September 24, 2018

Dearly Beloved in Christ:

A parishioner last week, reflecting on this tragic moment in the life of our Church, called to mind an event in St. Francis of Assisi’s life. It is worth retelling:

“One day when Francis went out to meditate in the fields he was passing by the church of San Damiano which was threatening to collapse because of extreme age. Inspired by the Spirit, he went inside to pray. Kneeling before an image of the Crucified, he was filled with great fervor and consolation as he prayed. While his tear-filled eyes were gazing at the Lord’s cross, he heard with his bodily ears a voice coming from the cross, telling him three times: ‘Francis, go and repair my house which, as you see, is falling into ruin.Trembling with fear, Francis was amazed at the sound of this astonishing voice, since he was alone in the church; and as he received in his heart the power of the divine words, he fell into a state of ecstasy. Returning finally to his senses, he prepared to put his whole heart into obeying the command he had received. He began zealously to repair the church materially, although the principle intention of the words referred to that Church which Christ purchased with his own blood, as the Holy Spirit afterward made him realize….” From Bonaventure’s Life of Francis

A spiritual commentator reflecting on this, said: “For the record, the moment recounted above took place in 1204… and then as now, the call of the Cross remains the challenge of our time.” This was said in 2010, more than 800 years since the time of Francis. It especially speaks to us today. Christ Himself speaks to us today, again from His cross, this time, one made by the Church: “Repair my house.”

The purpose of my writing this letter is to update your awareness of how our local Church, here at St. John’s, has been actively engaged in meeting this crisis and in seeking to insist on justice for its victims and healing and repair for them.  We also must acknowledge their hurt, and our hurt, before we can seek to heal, or else how can we know where our wounds are… wounds of the Church, wounds of Christ? In doing so, we seek repair to our Church. Repair of trust, repair of our sense of belonging, repair of our faith. We know we can only seek to do this together, and to do it openly and honestly.

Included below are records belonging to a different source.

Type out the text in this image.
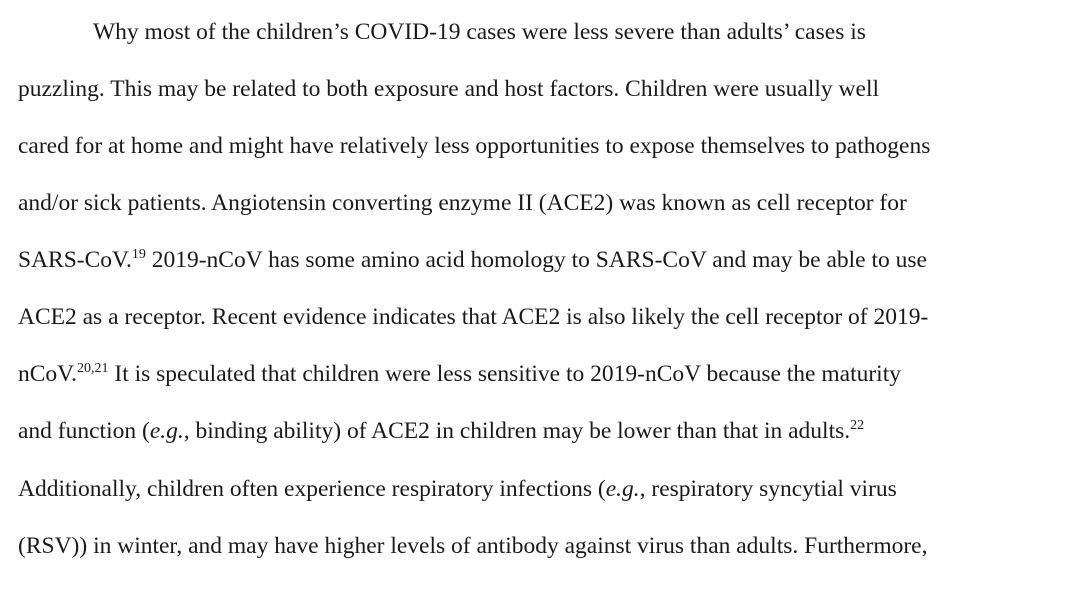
Why most of the children’s COVID-19 cases were less severe than adults’ cases is
puzzling. This may be related to both exposure and host factors. Children were usually well
cared for at home and might have relatively less opportunities to expose themselves to pathogens
and/or sick patients. Angiotensin converting enzyme II (ACE2) was known as cell receptor for
SARS-CoV.$^{19}$ 2019-nCoV has some amino acid homology to SARS-CoV and may be able to use
ACE2 as a receptor. Recent evidence indicates that ACE2 is also likely the cell receptor of 2019-
nCoV.$^{20,21}$ It is speculated that children were less sensitive to 2019-nCoV because the maturity
and function (e.g., binding ability) of ACE2 in children may be lower than that in adults.$^{22}$
Additionally, children often experience respiratory infections (e.g., respiratory syncytial virus
(RSV)) in winter, and may have higher levels of antibody against virus than adults. Furthermore,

On the back of this page is a copy of a letter which I sent to members of our parish who gathered on August 30th to plan the format of a parish “town hall” meeting. The letter speaks for itself and describes what we forcefully learned from that initial meeting. Please do read it. That meeting has given us an insight and a direction to follow in our way forward. As more than one participant insisted at that meeting and in follow up conferences with parish lay professionals guiding us in this: “First, do no harm.”

My guiding intention in our parish responses to this crisis has been two-fold. One, have our parishioners decide on our process rather than have it presented to them. Two, do this in the most informed and responsible way possible seeking professional consultation and guidance. It has taken us some time to attempt to honor these principles, however busy we have been in seeking to create this process. I also acknowledge that this was going to be a long-term effort, for it to be successful. We are only just beginning to uncover the depth of this crisis, but I trust that openness is the beginning of healing and repair.

Included with this mailing are two letters, one from St. John’s Pastoral Council, and a recent letter from the Archbishop. I encourage you to engage yourself in responding to both.

Today, I saw a large, freshly painted tugboat guiding an older ship to safe anchorage. The tugboat was emblazoned with bright white letters against the red hull. It was appropriately named “FAITHFUL’”.